Global Heat Records Likely to Be Broken in the Next Five Years, WMO Warns
There is an 80% chance that global temperatures will break at least one annual heat record within the next five years, according to a new report by the World Meteorological Organization (WMO). The rising heat increases the risk of severe droughts, floods, and wildfires around the world.
For the first time, the report also suggests a small chance—about 1%—that the planet could experience a year with temperatures 2°C above preindustrial levels before 2030. Scientists called this possibility “shocking,” as such warming was previously thought to be out of reach in such a short timeframe.
Following the hottest decade on record, the WMO’s medium-term climate update outlines a growing threat to human health, economies, and ecosystems unless the world reduces its reliance on fossil fuels like coal, oil, gas, and biomass. The report combines short-term weather data with long-term climate projections and estimates a 70% chance that the five-year average temperature for 2025–2029 will exceed 1.5°C above preindustrial levels.
Crossing this threshold would bring the world dangerously close to breaching the Paris Agreement’s most ambitious goal—limiting long-term average warming to 1.5°C. While the treaty measures temperature change over a 20-year average, surpassing the threshold even temporarily signals accelerating climate risks.
The report also highlights that there’s now an 86% chance that at least one of the next five years will surpass 1.5°C—more than double the likelihood reported in 2020, which stood at 40%.

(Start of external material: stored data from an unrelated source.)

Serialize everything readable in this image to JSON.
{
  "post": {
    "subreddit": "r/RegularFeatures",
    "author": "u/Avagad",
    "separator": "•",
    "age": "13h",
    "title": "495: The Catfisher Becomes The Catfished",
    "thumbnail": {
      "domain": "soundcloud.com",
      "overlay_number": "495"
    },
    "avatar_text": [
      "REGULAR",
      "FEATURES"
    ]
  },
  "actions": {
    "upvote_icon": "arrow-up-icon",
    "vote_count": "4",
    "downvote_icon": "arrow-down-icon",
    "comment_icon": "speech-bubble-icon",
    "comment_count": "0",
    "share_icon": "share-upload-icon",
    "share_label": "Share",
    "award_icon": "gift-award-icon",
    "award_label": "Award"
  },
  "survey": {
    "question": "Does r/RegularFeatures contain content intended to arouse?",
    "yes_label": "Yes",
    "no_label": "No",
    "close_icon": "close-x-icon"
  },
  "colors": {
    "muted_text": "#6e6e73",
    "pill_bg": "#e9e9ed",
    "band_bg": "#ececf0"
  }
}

In 2024, the world exceeded the 1.5°C mark on an annual basis for the first time—something that earlier five-year projections, prior to 2014, did not anticipate. Last year also marked the hottest in 175 years of global temperature records.
The updated projections emphasize the speed of climate change, with even a 2°C increase now emerging as a statistical possibility. This assessment is based on a set of 220 model simulations from 15 global institutions, including the UK Met Office, Barcelona Supercomputing Center, the Canadian Centre for Climate Modelling and Analysis, and Germany’s Deutscher Wetterdienst.
Although the chance of hitting 2°C before 2030 remains very low—around 1%—it would require a rare combination of warming drivers, such as a strong El Niño event and a positive Arctic Oscillation. Nevertheless, experts note that this scenario, once thought impossible in such a short period, can no longer be ruled out.
Leon Hermanson from the UK Met Office, who led the report’s development, said 2025 is on track to be among the three hottest years ever recorded.
Chris Hewitt, director of climate services at the WMO, warned of increasing health risks from heatwaves but stressed that it’s not too late to act. “We must take climate action,” he said. “1.5°C is not inevitable.”